/ 14 August 2006

LeisureNet: Former CEO defends non-disclosure

Former joint chief executive of the defunct LeisureNet group Peter Gardener on Monday defended his non-disclosure of a substantial interest in an offshore company that the group entered into multimillion-rand deals with.

He has taken the stand in the Cape High Court to rebut multiple charges of fraud, money laundering and contraventions of the Companies Act.

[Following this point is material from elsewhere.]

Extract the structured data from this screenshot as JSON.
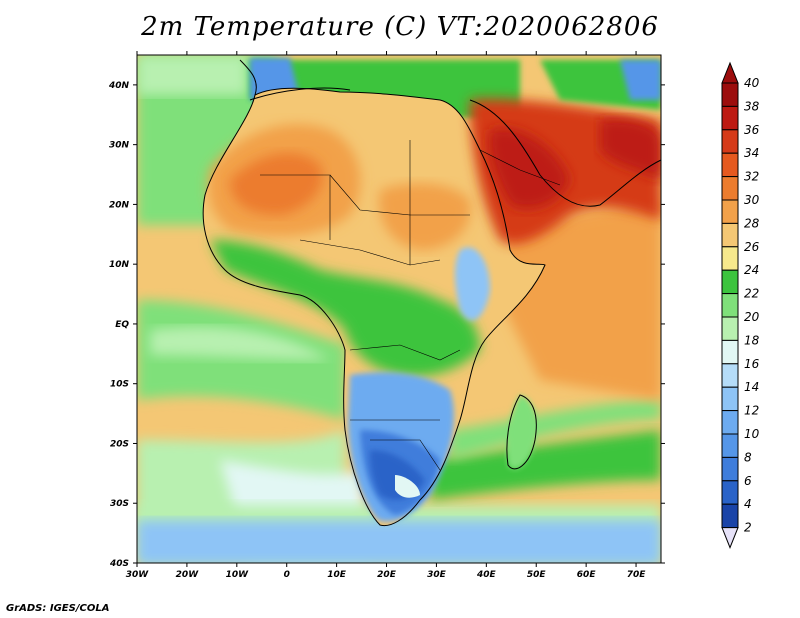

LeisureNet, former owner of the Health and Racquet Club chain of fitness centres, was provisionally liquidated in October 2000 with liabilities of R1,2-billion and assets of only R302-million.

Gardener, wearing a dark suit and tie, told the court that in early 1996, LeisureNet concluded an agreement that gave the German franchise for the Health and Racquet brand to a company named Dalmore, registered in Jersey and controlled by an Austrian named Hans Moser.

Because Moser needed the expertise of Gardener and his co-accused Rod Mitchell, the other LeisureNet CEO, the three men concluded an oral agreement in terms of which Gardener and Mitchell would each have a 20% interest in Dalmore.

At that time, Gardener told the court, LeisureNet was not investing offshore at all, and he and Mitchell were ”very comfortable” that in terms of their service agreements with the group, they were entitled to have interests in offshore businesses.

In 1997, when the South African Reserve Bank significantly relaxed restrictions on foreign investment by South African companies, the LeisureNet board told Gardener and Mitchell to seek a joint venture agreement with Dalmore instead of the franchise.

This they did, and Gardener told the court he believed they negotiated an ”amazingly good deal” for LeisureNet in a situation where Moser held ”a lot of the cards”.

No goodwill amount was paid to Dalmore or Moser for the work he had done towards establishing fitness centres in Berlin, and LeisureNet also secured control of the joint venture.

In addition, Moser had agreed Dalmore would pay LeisureNet 20 000 Deutschmark (DM) per fitness centre a month as a management fee, which was almost double the normal franchise fee.

Questioned by his advocate, Francois van Zyl, Gardener said he had not disclosed to the LeisureNet board his interest in Dalmore.

”At the time, we had obtained our interest legitimately through Hans Moser and the franchise agreement,” he said.

”This was a continuation. At the time of the negotiations we believed LeisureNet was in a situation where it was extremely important for them to get a stake in Germany.”

The most important consideration at that point had been getting the very best deal for LeisureNet.

”We believe that’s what we did,” Mitchell said.

He did not at that time even consider disclosing his interest.

Gardener said it was only the following year that he suggested to Moser’s South African associate Joubert Rabie that the oral agreement should be put in writing ”in case he [Rabie] or Hans Moser got knocked over by a bus”.

Rabie informed him some time later that he had notified the trustees of an offshore trust that Gardener had set up as a vehicle for his offshore earnings, of the agreement.

The state claims the two men had a fiduciary duty to disclose their interest in Dalmore, which netted them DM2-million each in 1999 when LeisureNet bought out Dalmore’s share in the joint venture.

Moser was originally a co-accused in the current trial, along with Mitchell’s wife Suzanne. Both were, however, discharged at the conclusion of the state’s case last month.

Gardener and Mitchell were themselves discharged last week on one count of fraud, related to alleged kickbacks in the acquisition of an architectural firm by LeisureNet, but not on the alternatives to that count, of contraventions of the Companies Act and theft.